But while living with refugees can be wonderful, it can also be just as difficult as living with any other human being.
“These people are as amazing and fascinating and problematic and annoying and delightful as the rest of us,” says Jarrod.
When it comes to navigating difficult tensions, Jarrod is adamant that it’s not more complicated than resolving conflict within a local church congregation, and that many tensions are the product of a clash of cultures.
Jarrod is happy to admit that he’s made his fair share of cultural faux pas over the years, including telling one Afghan friend at an evening event with around 100 people that if everyone took a little less food then there’d be enough to go around.
As Jarrod tells, it, “I didn’t realise just how offensive that was, because in their culture the host would literally fast from eating before ever saying to a guest ‘there isn’t enough’. It took me three weeks to find out he’d been avoiding me because he was so offended, and [he] didn’t know how we could be friends.”
In light of the government’s announcement that we will welcome 12,000 Syrian refugees, Jarrod has two basic principles that might help inform how we go about loving them.
First, be quick to listen and slow to speak (and slow to offer used business shirts that are one size too big). “What [refugees] need is for people to actually come alongside and listen in such ways that we can do unto others as we would want them to do unto us if we were seeking safety ourselves.

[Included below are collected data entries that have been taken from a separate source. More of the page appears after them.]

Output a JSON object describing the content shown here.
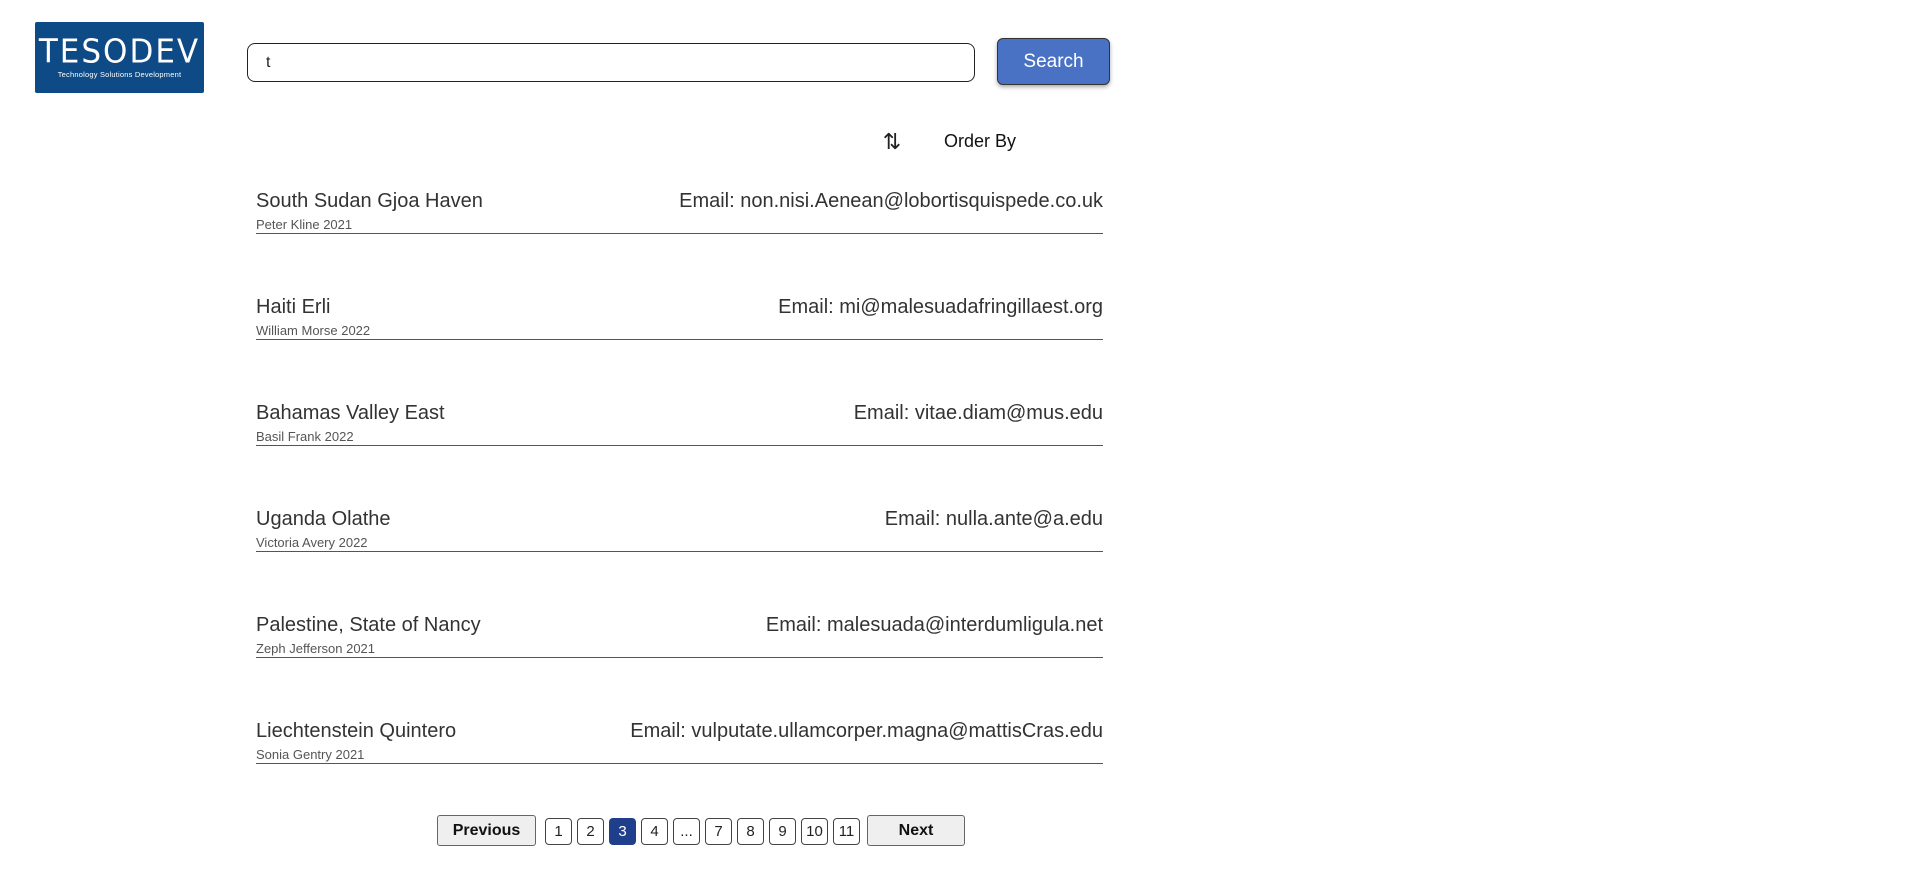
{
  "logo": {
    "word": "TESODEV",
    "tagline": "Technology Solutions Development"
  },
  "search": {
    "value": "t",
    "placeholder": "",
    "button_label": "Search"
  },
  "order": {
    "icon": "sort-arrows-icon",
    "icon_glyph": "⇅",
    "label": "Order By"
  },
  "results": [
    {
      "title": "South Sudan Gjoa Haven",
      "subtitle": "Peter Kline 2021",
      "email": "Email: non.nisi.Aenean@lobortisquispede.co.uk"
    },
    {
      "title": "Haiti Erli",
      "subtitle": "William Morse 2022",
      "email": "Email: mi@malesuadafringillaest.org"
    },
    {
      "title": "Bahamas Valley East",
      "subtitle": "Basil Frank 2022",
      "email": "Email: vitae.diam@mus.edu"
    },
    {
      "title": "Uganda Olathe",
      "subtitle": "Victoria Avery 2022",
      "email": "Email: nulla.ante@a.edu"
    },
    {
      "title": "Palestine, State of Nancy",
      "subtitle": "Zeph Jefferson 2021",
      "email": "Email: malesuada@interdumligula.net"
    },
    {
      "title": "Liechtenstein Quintero",
      "subtitle": "Sonia Gentry 2021",
      "email": "Email: vulputate.ullamcorper.magna@mattisCras.edu"
    }
  ],
  "pagination": {
    "previous_label": "Previous",
    "next_label": "Next",
    "pages": [
      "1",
      "2",
      "3",
      "4",
      "...",
      "7",
      "8",
      "9",
      "10",
      "11"
    ],
    "current": "3"
  },
  "colors": {
    "brand": "#0d4a86",
    "button": "#4a72c4",
    "active_page": "#1f3f8c"
  }
}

What people need is actually to express their needs. The importance of friendship is critical. We don’t want the church to be in a position where out of good intentions, because we have no cultural sensitivity, we humiliate those who are already in such a vulnerable situation.”
And second, never ask them their story. “No one on a Sunday morning, no pastor or minister, would ask anybody to turn to the person next to you and share the most painful experience of your life, because that’s inappropriate. That’s horrific. You can’t just demand of people that they [tell you that]. And yet when working with people who are seeking safety, there’s this morbid curiosity where people are like, ‘tell me, why are you a refugee?’”
Jarrod says that having refugees in your home is not for everyone, but if you are consistently interested in loving vulnerable people, you might be ready to prayerfully consider if God could use you to love refugees in this way.